Parole d'expert
Texte: Gary Drechou
Photo: Gilles Weber (SAM)

Communiquer avec les patients en situation de handicap mental

Grâce à une formation innovante développée par le Centre des formations du CHUV en collaboration avec le Département de psychiatrie, les professionnels de la santé de l’institution peuvent acquérir des compétences clés pour communiquer efficacement avec les patients en situation de handicap mental.

La prise en charge des patients en situation de handicap mental lors d’un séjour à l’hôpital requiert du temps, ainsi que des compétences relationnelles et de communication spécifiques. Comment, par exemple, entrer en relation avec un patient lorsque celui-ci ne s’exprime pas verbalement? De quelle façon interpréter un changement de comportement chez un patient qui ne peut pas dire «j’ai mal»? Autant de situations où l’identification de la plainte, l’examen clinique et l’évaluation des besoins et des ressources peuvent s’avérer complexes pour les professionnels.

«Quels sont réellement les besoins du patient? Que se passe-t-il dans sa tête? Suis-je dans le bon raisonnement?», «Je ne sais pas si j’en fais assez ou trop»: ces témoignages de soignants illustrent une forme d’incertitude, une difficulté à se sentir pleinement à l’aise. Dans le contexte hospitalier, qui diffère de celui d’une institution spécialisée, cette difficulté à communiquer pourrait, dans certaines situations, compromettre l’établissement de soins personnalisés, conformes aux principes éthiques et aux bonnes pratiques.

S’exercer avec un patient simulé

La formation «Handicap mental – prise en charge et communication», offerte depuis un an par le Centre des formations du CHUV en collaboration avec le Département de psychiatrie, vise précisément à répondre à cette problématique. Animée en tandem par le Dr Jacques Baudat, médecin associé au Département de psychiatrie, et le Dr Nader Trigui, chef de clinique au sein de l’Unité de psychiatrie du développement mental des Hôpitaux universitaires de Genève (HUG), elle a déjà permis de former 44 collaborateurs-trices du CHUV.

Chaque session réunit une dizaine de participants et se déroule sur une demi-journée, en trois temps. Le «briefing», où les formateurs posent le cadre pédagogique en présentant une vignette clinique construite à partir de situations rencontrées, est suivi de simulations de 5 à 10 minutes où chaque participant se confronte à une personne en situation de handicap mental (patient simulé).

Le patient est incarné par un comédien spécialement entraîné à ce rôle par Emmanuel Bernaz, responsable du développement de la simulation dans la pédagogie clinique au sein du Centre des formations, et Jo Boegli, formatrice au programme des patients simulés de l’Université de Lausanne (UNIL) instauré en 2006. Suit enfin un «débriefing» en groupe.

«La simulation est une ressource pédagogique permettant de confronter le professionnel à ses compétences tout en garantissant sa sécurité, et le débriefing permet un regard réflexif sur l’action et la prise de décision au regard d’objectifs spécifiques et à la lumière de recommandations», note Emmanuel Bernaz.

Afin de permettre un transfert dans la pratique, les simulations doivent répondre à des critères de fidélité et de crédibilité très rigoureux.
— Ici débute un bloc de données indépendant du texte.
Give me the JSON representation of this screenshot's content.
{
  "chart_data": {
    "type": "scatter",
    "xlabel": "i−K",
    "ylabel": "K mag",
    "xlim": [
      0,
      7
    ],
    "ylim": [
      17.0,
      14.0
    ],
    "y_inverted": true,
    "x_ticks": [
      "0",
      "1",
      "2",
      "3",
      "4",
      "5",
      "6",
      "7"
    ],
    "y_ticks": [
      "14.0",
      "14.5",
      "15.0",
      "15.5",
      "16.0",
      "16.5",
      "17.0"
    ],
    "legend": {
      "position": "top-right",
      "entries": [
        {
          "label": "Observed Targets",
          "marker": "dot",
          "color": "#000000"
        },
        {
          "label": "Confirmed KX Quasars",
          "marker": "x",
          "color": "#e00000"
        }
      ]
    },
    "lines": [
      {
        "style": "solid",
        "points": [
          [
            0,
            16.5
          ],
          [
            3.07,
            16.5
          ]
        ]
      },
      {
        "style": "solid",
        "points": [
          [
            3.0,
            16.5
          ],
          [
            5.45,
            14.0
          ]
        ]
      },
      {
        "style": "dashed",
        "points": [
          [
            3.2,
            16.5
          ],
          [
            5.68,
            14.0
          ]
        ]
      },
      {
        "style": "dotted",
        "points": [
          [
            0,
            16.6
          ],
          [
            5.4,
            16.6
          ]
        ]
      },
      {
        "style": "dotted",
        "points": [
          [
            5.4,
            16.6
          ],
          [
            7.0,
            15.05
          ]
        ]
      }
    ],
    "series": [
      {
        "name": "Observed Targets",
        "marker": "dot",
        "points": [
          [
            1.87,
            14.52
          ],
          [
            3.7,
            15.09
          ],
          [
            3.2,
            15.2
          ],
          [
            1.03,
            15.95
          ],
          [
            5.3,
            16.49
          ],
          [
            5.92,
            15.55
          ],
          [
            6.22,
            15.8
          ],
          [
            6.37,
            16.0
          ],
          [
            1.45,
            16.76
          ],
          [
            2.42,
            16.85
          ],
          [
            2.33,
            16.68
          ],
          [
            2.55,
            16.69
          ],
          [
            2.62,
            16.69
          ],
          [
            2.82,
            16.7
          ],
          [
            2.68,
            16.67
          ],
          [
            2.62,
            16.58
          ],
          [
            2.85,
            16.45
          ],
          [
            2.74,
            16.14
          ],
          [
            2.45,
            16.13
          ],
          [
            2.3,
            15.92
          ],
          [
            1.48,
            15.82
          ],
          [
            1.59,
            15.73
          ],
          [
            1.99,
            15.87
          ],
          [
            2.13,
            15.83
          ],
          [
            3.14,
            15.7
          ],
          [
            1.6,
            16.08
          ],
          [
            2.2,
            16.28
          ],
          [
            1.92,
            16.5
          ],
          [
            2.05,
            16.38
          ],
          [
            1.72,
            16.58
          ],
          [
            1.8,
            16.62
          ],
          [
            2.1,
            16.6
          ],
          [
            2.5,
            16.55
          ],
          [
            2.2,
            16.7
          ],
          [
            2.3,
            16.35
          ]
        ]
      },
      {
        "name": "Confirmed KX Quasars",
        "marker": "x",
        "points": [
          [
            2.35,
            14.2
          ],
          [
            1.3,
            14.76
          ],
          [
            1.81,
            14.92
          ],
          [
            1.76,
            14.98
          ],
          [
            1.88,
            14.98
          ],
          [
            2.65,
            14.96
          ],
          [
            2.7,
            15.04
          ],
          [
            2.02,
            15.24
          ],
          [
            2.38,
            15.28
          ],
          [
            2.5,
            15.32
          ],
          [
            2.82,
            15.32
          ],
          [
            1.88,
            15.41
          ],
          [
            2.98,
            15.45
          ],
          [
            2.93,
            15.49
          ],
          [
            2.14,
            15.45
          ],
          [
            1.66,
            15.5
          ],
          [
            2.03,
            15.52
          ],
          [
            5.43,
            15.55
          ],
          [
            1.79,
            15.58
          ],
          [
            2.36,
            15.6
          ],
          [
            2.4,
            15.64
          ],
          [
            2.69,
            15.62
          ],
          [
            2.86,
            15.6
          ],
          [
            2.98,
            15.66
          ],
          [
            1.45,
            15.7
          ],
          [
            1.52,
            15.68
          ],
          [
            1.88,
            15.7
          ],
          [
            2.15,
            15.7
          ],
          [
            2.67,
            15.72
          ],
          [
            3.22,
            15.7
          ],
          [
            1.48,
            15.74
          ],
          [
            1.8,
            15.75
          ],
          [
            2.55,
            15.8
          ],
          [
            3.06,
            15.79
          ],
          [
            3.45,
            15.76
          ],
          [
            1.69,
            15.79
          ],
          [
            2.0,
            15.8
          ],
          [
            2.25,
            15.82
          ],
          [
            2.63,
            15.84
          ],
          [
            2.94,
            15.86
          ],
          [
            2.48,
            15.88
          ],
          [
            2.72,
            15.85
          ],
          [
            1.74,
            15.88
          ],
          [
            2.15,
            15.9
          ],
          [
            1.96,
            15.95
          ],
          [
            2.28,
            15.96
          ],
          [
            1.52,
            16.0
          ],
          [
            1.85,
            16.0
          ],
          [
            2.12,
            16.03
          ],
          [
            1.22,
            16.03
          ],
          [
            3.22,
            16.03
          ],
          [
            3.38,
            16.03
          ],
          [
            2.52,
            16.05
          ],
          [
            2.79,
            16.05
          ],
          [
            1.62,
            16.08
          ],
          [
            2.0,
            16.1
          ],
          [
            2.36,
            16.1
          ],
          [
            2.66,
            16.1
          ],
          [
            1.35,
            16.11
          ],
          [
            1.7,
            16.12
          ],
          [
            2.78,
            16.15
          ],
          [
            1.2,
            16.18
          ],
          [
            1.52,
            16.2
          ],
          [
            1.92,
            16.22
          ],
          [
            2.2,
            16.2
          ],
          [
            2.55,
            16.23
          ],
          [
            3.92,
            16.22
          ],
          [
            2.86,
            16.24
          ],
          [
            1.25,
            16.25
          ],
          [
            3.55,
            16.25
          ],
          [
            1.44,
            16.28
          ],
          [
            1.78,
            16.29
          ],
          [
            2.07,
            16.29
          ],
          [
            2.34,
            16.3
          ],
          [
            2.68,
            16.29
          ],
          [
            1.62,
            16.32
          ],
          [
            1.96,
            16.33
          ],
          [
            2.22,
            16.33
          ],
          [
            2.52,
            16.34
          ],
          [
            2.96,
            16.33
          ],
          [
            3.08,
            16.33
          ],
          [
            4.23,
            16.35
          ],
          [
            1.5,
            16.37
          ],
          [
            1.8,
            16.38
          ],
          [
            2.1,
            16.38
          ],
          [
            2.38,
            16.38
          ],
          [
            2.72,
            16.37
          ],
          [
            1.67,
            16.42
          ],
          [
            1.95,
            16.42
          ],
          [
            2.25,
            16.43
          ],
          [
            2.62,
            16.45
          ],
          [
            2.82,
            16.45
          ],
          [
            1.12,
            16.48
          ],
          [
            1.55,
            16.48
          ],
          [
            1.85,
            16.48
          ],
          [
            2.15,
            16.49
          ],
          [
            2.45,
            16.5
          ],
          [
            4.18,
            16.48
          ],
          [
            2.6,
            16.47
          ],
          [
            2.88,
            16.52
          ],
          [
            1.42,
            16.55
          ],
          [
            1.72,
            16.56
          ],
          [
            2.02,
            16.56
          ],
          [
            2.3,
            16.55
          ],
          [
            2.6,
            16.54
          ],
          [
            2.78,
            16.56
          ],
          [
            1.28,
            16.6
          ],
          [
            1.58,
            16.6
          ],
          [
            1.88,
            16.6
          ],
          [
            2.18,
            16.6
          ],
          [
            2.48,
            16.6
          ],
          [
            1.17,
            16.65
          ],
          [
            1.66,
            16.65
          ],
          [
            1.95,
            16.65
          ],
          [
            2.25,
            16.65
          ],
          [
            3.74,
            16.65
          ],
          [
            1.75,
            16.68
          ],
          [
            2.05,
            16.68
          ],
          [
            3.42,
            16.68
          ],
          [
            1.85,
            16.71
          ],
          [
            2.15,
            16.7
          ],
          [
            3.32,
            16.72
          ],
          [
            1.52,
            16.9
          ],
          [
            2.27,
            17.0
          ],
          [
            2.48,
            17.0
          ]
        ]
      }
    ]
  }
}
L’un des objectifs visés par ce type de simulation est par exemple l’identification des ressources à disposition dans la prise en charge des patients en situation de handicap mental, ou encore le recueil de données objectives.

Formation saluée

Proposée pour la première fois en juillet 2017 sous la forme de pilote, la formation «Handicap mental – prise en charge et communication» est née d’un travail de groupe du programme de MicroMBA du CHUV dont faisait partie Jacques Baudat, psychiatre spécialisé dans le handicap mental. La formation, incluant les concepts pédagogiques et la simulation, a ensuite été développée par le Centre des formations du CHUV en collaboration avec l’équipe du programme de patients simulés de l’UNIL. Elle a également été présentée à des membres de l’association insieme Vaud de parents et de personnes concernés par le handicap mental, qui ont salué son réalisme.

«L’utilisation de pratiques simulées en lien avec la prise en charge de patients en situation de handicap mental constitue une innovation, et le niveau de réalisme des vignettes cliniques est le fruit d’un long travail», souligne Muriel Gasser, responsable du domaine d’enseignement communication et collaboration au sein du Centre des formations du CHUV.